If the judgement of good art versus bad is objective, it must have rules and regulations. Why can some people, also, judge it and some cannot? Hume says it comes down to a delicacy of imagination, and he likens it to a healthy or defective organ. "A man in a fever would not insist on his palate as able to decide concerning flavors. . . . In each creature, there is a sound and a defective state, and the former alone can be supposed to afford us a true standard of taste. . . .(44)" He claims later that this delicacy can be influenced by education in whatever he critiquing: "Where no comparison has been employed, the most frivolous beauties, such as rather merit the name of defects, are the object of his admiration (46)." (However, you can tell someone and compare and compare away, and teach and teach as much as you want, and they'll still prefer Twilight to "Araby" by James Joyce. Does it make sense? No.) Give a man a book, he reads lightly for a day; give him and teach him how to appreciate the book using the objective rules, he reads for a lifetime.

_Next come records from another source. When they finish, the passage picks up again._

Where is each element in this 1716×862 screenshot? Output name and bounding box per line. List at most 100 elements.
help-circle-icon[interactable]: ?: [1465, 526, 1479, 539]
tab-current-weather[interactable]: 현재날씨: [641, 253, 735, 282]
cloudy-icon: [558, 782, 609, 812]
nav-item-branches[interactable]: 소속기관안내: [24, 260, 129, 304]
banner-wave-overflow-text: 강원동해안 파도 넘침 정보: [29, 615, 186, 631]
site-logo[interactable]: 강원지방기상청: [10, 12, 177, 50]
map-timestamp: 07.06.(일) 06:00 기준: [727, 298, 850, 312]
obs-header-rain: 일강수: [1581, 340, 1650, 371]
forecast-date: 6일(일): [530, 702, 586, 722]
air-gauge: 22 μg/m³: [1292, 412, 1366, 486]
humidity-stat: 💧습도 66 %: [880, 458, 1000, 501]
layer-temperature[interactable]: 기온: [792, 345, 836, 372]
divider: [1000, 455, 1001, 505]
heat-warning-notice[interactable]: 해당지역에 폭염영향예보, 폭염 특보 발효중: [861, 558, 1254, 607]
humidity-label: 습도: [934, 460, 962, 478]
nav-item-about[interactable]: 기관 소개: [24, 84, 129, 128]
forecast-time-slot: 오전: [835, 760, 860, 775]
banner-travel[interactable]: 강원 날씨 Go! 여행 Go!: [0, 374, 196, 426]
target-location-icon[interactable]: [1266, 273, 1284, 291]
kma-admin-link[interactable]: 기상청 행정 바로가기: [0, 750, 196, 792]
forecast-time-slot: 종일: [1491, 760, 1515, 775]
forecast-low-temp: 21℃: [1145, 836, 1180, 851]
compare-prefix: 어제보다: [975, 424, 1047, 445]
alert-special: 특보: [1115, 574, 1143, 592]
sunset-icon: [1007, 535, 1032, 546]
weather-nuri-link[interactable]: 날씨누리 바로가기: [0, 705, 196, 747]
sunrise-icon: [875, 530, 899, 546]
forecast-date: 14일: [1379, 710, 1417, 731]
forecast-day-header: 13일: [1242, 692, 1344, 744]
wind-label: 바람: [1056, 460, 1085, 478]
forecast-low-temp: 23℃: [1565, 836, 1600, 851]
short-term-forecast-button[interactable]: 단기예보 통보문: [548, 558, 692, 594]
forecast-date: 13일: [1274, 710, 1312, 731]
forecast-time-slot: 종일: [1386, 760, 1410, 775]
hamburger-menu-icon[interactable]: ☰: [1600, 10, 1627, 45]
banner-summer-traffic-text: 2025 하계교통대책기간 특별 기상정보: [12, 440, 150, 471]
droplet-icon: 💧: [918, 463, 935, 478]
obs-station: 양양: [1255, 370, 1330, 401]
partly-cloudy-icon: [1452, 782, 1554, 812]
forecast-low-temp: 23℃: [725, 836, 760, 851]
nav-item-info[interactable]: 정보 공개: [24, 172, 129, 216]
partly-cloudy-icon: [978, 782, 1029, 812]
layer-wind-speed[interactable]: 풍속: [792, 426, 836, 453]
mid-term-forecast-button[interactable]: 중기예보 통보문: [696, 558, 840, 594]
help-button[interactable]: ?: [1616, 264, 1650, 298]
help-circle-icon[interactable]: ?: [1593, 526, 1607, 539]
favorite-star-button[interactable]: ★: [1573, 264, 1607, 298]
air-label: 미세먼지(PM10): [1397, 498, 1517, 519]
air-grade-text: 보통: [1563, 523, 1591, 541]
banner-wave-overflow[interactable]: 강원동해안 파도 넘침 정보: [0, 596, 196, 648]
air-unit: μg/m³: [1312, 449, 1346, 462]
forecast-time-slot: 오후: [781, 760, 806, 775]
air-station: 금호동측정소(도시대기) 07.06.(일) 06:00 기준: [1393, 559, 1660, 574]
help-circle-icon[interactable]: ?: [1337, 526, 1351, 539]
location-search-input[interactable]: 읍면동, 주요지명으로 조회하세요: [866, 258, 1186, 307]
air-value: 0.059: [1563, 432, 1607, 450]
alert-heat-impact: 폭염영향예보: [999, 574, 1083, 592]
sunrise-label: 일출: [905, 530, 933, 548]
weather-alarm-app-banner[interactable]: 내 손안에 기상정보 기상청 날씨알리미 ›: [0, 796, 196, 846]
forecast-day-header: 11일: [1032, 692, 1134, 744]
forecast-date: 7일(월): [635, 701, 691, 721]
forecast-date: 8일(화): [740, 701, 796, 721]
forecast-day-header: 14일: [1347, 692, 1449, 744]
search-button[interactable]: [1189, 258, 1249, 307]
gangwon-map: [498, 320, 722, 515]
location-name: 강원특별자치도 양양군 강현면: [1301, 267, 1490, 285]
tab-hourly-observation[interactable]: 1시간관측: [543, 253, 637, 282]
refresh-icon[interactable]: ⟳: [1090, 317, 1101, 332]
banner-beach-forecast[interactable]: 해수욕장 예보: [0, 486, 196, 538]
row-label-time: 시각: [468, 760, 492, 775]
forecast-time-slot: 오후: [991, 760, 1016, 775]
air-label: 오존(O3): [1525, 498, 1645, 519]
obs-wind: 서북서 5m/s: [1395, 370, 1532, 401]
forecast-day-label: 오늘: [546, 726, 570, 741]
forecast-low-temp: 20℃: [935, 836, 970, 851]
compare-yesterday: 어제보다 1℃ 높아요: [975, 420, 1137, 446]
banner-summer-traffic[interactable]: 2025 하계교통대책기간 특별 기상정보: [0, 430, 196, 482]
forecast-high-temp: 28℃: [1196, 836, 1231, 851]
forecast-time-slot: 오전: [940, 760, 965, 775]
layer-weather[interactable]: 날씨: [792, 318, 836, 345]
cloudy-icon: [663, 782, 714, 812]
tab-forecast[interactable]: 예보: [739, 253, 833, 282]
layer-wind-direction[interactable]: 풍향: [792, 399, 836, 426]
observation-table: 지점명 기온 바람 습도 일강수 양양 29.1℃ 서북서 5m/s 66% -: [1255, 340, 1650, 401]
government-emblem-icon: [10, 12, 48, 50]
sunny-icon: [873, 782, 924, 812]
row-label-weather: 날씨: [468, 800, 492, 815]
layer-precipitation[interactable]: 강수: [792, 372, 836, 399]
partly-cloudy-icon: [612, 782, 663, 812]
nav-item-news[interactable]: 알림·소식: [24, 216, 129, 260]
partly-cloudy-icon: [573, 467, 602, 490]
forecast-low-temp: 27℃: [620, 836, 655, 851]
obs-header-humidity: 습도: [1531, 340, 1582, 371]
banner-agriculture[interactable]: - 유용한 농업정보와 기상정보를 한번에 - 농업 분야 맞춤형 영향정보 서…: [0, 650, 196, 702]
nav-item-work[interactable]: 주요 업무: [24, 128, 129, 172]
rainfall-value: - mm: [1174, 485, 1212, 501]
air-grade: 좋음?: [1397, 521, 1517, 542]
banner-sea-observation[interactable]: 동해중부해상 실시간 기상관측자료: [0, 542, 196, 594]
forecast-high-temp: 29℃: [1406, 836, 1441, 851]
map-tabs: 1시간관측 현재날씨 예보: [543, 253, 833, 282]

What then are the sources of variation in aesthetic judgement?  Hume says the first is in the "different humors of particular men," or their personalities in modern-speak. Does one Extroverted-Sensing-Feeling-Judging male like a bright blue and soothing painting, while the more austere, phlegmatic Introverted-iNtuitive-Thinking-Perceiving shunt it aside and ask for something engineered and complex, like an M.C. Escher (and so it that modern understanding clashes with the Enlightenment)? The second variation is in the source of one's homeland and age. Someone who originates in ancient Mongolia and another in postmodern America will doubtless have different tastes in art. Hume adds that "A man of learning and reflection can make allowance for these peculiarities of manners. . . .(48)"
Art judged by sentiment alone would yield nothing but a smattering of paint randomly smeared, words scribbled aimlessly, and notes jarringly played. Some would try to improve, because of the whisper of the inner Muse, but would not know how to succeed. If they did succeed, because of some sort of genius––say, Shakespeare––they would have no adulation, because no one would have any way of knowing that they had created real art, since all was art. Objectivity is required.







David Hume, "Art as Object of Taste: David Hume," in The Nature of Art: an Anthology, ed. Thomas E. Wartenburg (Belmont: Thomson, 2007), et al.